Obviously right now we could (and will try to) tell everyone to use our VEX statements with our SBOMs, but I suspect that there will be a percentage of folks which don't do that and then we end up having to engage with them piecemeal regardless. Would be great if there was a way for it all to happen auto-magically.

Is this use-case covered in phase 3, and if not, can it be?

puerco commented 7 months ago

@sethmlarson I would love to talk more about it, we are working exactly on this on OpenVEX. One way to magically discover the documents is via the SBOM reference as you mentioned it, but I would love to talk about the other methods we are implementing and exploring support for other well known data storage locations. Do you want to transfer this as an issue in openvex/spec? We can continue the conversation there!

puerco commented 7 months ago

@sej7278 Yes, for now the only artifact type that can incorporate vex data are container images. But we are working to support more, can you explain your use case a little bit more?

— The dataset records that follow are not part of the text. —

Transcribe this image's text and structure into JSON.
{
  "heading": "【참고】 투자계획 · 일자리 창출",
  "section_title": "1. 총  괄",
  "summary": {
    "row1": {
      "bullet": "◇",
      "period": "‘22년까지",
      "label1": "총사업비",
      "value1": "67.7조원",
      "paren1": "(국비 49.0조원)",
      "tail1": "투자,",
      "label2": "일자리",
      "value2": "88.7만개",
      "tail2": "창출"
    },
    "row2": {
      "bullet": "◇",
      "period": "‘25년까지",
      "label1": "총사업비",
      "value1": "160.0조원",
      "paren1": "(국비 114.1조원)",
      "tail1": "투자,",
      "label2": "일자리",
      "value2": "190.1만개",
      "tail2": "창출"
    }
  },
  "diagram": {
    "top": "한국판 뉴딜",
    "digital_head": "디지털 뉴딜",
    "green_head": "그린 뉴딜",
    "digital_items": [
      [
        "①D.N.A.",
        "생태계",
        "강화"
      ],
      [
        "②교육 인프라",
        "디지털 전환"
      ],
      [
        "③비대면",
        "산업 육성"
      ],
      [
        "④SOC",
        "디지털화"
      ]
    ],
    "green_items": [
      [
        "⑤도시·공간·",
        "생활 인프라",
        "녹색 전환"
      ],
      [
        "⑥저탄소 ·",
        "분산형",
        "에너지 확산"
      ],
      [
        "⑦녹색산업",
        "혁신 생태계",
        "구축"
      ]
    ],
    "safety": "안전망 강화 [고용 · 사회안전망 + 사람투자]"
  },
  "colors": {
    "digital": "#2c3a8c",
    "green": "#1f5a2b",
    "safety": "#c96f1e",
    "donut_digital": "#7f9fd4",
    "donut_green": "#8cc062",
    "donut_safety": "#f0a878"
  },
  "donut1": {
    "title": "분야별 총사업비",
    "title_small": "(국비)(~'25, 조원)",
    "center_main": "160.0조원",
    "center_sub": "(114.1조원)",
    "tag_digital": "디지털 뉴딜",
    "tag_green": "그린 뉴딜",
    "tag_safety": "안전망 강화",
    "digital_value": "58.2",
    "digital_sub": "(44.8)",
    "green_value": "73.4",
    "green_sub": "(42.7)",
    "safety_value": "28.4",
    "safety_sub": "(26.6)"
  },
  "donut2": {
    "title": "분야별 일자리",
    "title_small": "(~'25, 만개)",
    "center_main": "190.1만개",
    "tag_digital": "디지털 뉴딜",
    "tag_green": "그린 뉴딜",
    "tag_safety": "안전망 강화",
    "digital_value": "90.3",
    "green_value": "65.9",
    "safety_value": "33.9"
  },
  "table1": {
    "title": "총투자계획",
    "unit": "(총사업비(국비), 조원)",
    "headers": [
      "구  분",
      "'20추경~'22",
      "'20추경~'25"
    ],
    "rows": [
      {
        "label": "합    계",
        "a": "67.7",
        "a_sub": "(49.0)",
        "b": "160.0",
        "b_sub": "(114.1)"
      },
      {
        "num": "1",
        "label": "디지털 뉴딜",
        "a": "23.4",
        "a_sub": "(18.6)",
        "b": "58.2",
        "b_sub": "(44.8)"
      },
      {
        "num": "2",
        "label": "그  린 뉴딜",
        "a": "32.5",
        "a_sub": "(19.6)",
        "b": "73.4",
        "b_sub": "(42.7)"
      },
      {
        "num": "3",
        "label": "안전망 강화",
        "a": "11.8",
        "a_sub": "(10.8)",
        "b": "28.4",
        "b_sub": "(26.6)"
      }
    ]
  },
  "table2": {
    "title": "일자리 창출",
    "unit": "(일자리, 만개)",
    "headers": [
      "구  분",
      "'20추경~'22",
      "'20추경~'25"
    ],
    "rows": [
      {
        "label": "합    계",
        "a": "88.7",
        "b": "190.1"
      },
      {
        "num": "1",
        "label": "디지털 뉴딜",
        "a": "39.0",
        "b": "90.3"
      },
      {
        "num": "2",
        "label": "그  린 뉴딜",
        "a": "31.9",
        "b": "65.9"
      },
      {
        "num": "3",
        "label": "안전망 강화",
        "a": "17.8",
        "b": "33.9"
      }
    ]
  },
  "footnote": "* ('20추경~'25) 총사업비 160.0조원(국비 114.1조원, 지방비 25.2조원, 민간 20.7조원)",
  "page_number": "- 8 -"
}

sej7278 commented 7 months ago

@puerco I'm basically interested in RPMs.

So an SBOM generated from RPMs and SRPMs using syft, then vulnerability scanned using grype and linking to vex data to clarify if the package is actually vulnerable or not.

A general improvement on scans based on arbitrary version strings from binaries is the endgame.

szh commented 2 weeks ago

I'm confused as to the status of this feature. I'm trying to use it for container images, and there is already a --vex command line option, but it doesn't seem to be working (see #1836). Is it supposed to be implemented already or not?

szh commented 1 week ago

Never mind, it seems that the issue I'm having is due to a matching issue. I'll work on a fix and submit a PR soon.